In un libro sulle Coppie Diaboliche, Giordano Lupi e Sabina Marchesi dicono che una coppia omicida si forma, tendenzialmente, per tratti complementari: c’è un elemento dominatore e uno succube, soggiogato e sedotto. «Vivono una sensazione di invulnerabilità, non estranea al delirio di onnipotenza». Poi, invece, vengono sempre presi. E nella maggior parte dei casi, in aula, questa follia comune si spezza e ognuno ritorna a essere se stesso. Nel 90 per cento dei casi l’elemento incube è il maschio.
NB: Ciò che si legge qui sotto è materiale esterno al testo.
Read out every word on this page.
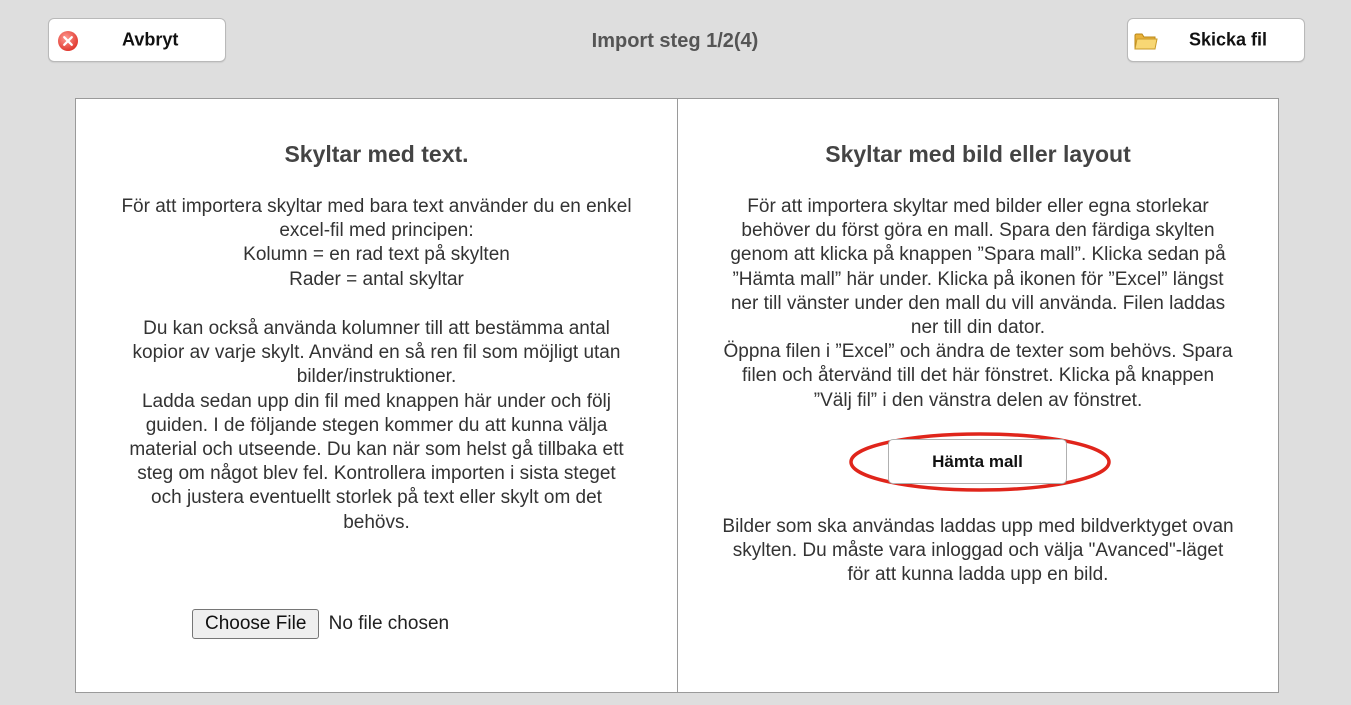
Avbryt	Import steg 1/2(4)	Skicka fil
Skyltar med text.
För att importera skyltar med bara text använder du en enkel
excel-fil med principen:
Kolumn = en rad text på skylten
Rader = antal skyltar
Du kan också använda kolumner till att bestämma antal
kopior av varje skylt. Använd en så ren fil som möjligt utan
bilder/instruktioner.
Ladda sedan upp din fil med knappen här under och följ
guiden. I de följande stegen kommer du att kunna välja
material och utseende. Du kan när som helst gå tillbaka ett
steg om något blev fel. Kontrollera importen i sista steget
och justera eventuellt storlek på text eller skylt om det
behövs.
Choose File No file chosen
Skyltar med bild eller layout
För att importera skyltar med bilder eller egna storlekar
behöver du först göra en mall. Spara den färdiga skylten
genom att klicka på knappen ”Spara mall”. Klicka sedan på
”Hämta mall” här under. Klicka på ikonen för ”Excel” längst
ner till vänster under den mall du vill använda. Filen laddas
ner till din dator.
Öppna filen i ”Excel” och ändra de texter som behövs. Spara
filen och återvänd till det här fönstret. Klicka på knappen
”Välj fil” i den vänstra delen av fönstret.
Hämta mall
Bilder som ska användas laddas upp med bildverktyget ovan
skylten. Du måste vara inloggad och välja "Avanced"-läget
för att kunna ladda upp en bild.
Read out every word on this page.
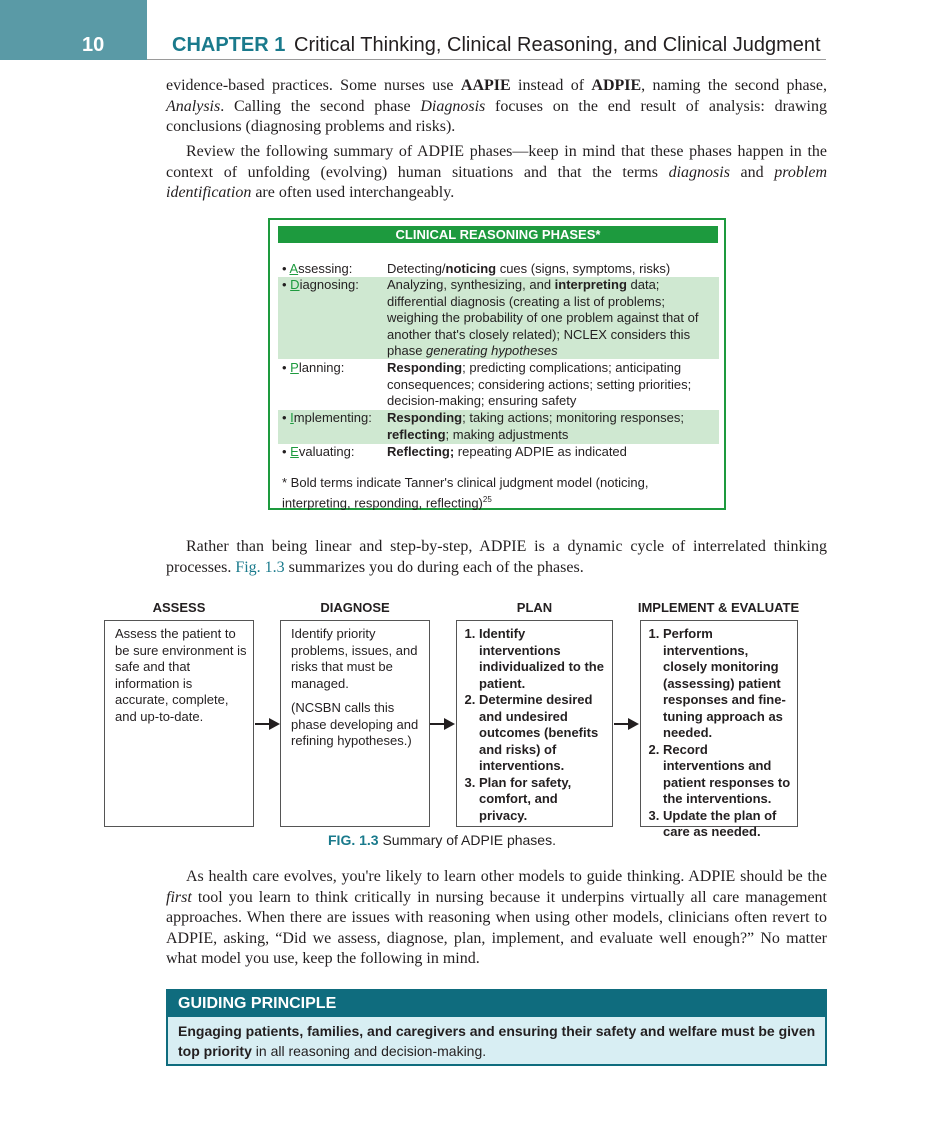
10	CHAPTER 1 Critical Thinking, Clinical Reasoning, and Clinical Judgment
evidence-based practices. Some nurses use AAPIE instead of ADPIE, naming the second phase, Analysis. Calling the second phase Diagnosis focuses on the end result of analysis: drawing conclusions (diagnosing problems and risks).
Review the following summary of ADPIE phases—keep in mind that these phases happen in the context of unfolding (evolving) human situations and that the terms diagnosis and problem identification are often used interchangeably.
CLINICAL REASONING PHASES*
* Bold terms indicate Tanner's clinical judgment model (noticing, interpreting, responding, reflecting)$^{25}$
• Assessing:	Detecting/noticing cues (signs, symptoms, risks)
• Diagnosing: Analyzing, synthesizing, and interpreting data; differential diagnosis (creating a list of problems; weighing the probability of one problem against that of another that's closely related); NCLEX considers this phase generating hypotheses
• Planning:	Responding; predicting complications; anticipating consequences; considering actions; setting priorities; decision-making; ensuring safety
• Implementing: Responding; taking actions; monitoring responses; reflecting; making adjustments
• Evaluating:	Reflecting; repeating ADPIE as indicated
Rather than being linear and step-by-step, ADPIE is a dynamic cycle of interrelated thinking processes. Fig. 1.3 summarizes you do during each of the phases.
ASSESS	DIAGNOSE	PLAN	IMPLEMENT & EVALUATE
Assess the patient to be sure environment is safe and that information is accurate, complete, and up-to-date.

Identify priority problems, issues, and risks that must be managed.

(NCSBN calls this phase developing and refining hypotheses.)

1. Identify interventions individualized to the patient.
2. Determine desired and undesired outcomes (benefits and risks) of interventions.
3. Plan for safety, comfort, and privacy.
1. Perform interventions, closely monitoring (assessing) patient responses and fine-tuning approach as needed.
2. Record interventions and patient responses to the interventions.
3. Update the plan of care as needed.
FIG. 1.3 Summary of ADPIE phases.
As health care evolves, you're likely to learn other models to guide thinking. ADPIE should be the first tool you learn to think critically in nursing because it underpins virtually all care management approaches. When there are issues with reasoning when using other models, clinicians often revert to ADPIE, asking, “Did we assess, diagnose, plan, implement, and evaluate well enough?” No matter what model you use, keep the following in mind.
GUIDING PRINCIPLE
Engaging patients, families, and caregivers and ensuring their safety and welfare must be given top priority in all reasoning and decision-making.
Era stato così anche per Paolo Pan e Franca Ballerini. Paolo Pan sembrava un Alain Delon dei poveri, un po’ più torvo e un po’ più spaccone, ma in quella foto che i giornali continuavano a pubblicare, a torso nudo abbracciato a Franca Ballerini, c’era il senso di un tempo che su quello sfondo metteva insieme qualche utilitaria Fiat e una macchina da corsa, una spiaggia di Ventimiglia, e la villetta alla Pellerina dove era stato ucciso il marito di lei, Fulvio Magliacani. Lei la chiamavano «Occhi di ghiaccio». S’era innamorata di lui da ragazzina, così tenebroso. Era bella e bionda, «troppo bella per mio figlio», come raccontava il padre della vittima al maresciallo Savoia, quando gli confessava i suoi sospetti. Ci vollero quattro processi. Lei fu assolta. Lui si beccò l’ergastolo. Franca s’è rifatta una vita. Non ha più i capelli biondi e dicono che è rimasta «una gran bella signora». Lavorava come segretaria e s’era messa assieme a un fisioterapista. Lui invece era stato graziato nel ‘96. Era uscito di prigione e a un cronista aveva fatto sempre lo stesso sorriso: «Beh, il primo amore non si scorda mai». Poi, cinque anni dopo, l’avevano beccato all’aeroporto di Lima assieme a un amico con tre chili di cocaina. Li avevano sbattuti in carcere e condannati a 8 anni. L’amico implorava aiuto. Lui, niente. Nel 2004 è tornato in Italia. Di nuovo in galera. Franca Ballerini non volle più saper niente di lui. Finisce quasi sempre così.
I coniugi Bebawi, che erano la coppia diabolica dell’Italia del boom, riuscirono a scappare dopo la sentenza di primo grado. Furono condannati a 22 anni per aver ucciso Farouk Chorbagi, il ricchissimo amante di lei, quando erano già via. Da liberi, divorziarono. Lei ha vissuto al Cairo, facendo la guida turistica. Lui, in Svizzera, con i figli, ed è diventato un industriale di prodotti dietetici.
Olindo e Rosa, gli spietati assassini di Erba, continuano a scriversi lettere d’amore in carcere. Amanda e Raffaele, ora che sono tornati a essere due ragazzi normali anche per la Giustizia, hanno ripreso le loro vite com’erano prima di incrociare l’incubo della morte in una sera qualunque con le luci fioche e i rumori della noia.
Perché c’è molto del destino e del nostro tempo, nella perdizione che ci aspetta oltre l’amore e la solitudine. A volte, il riflesso dello specchio è semplicemente più grande di quello che sembra.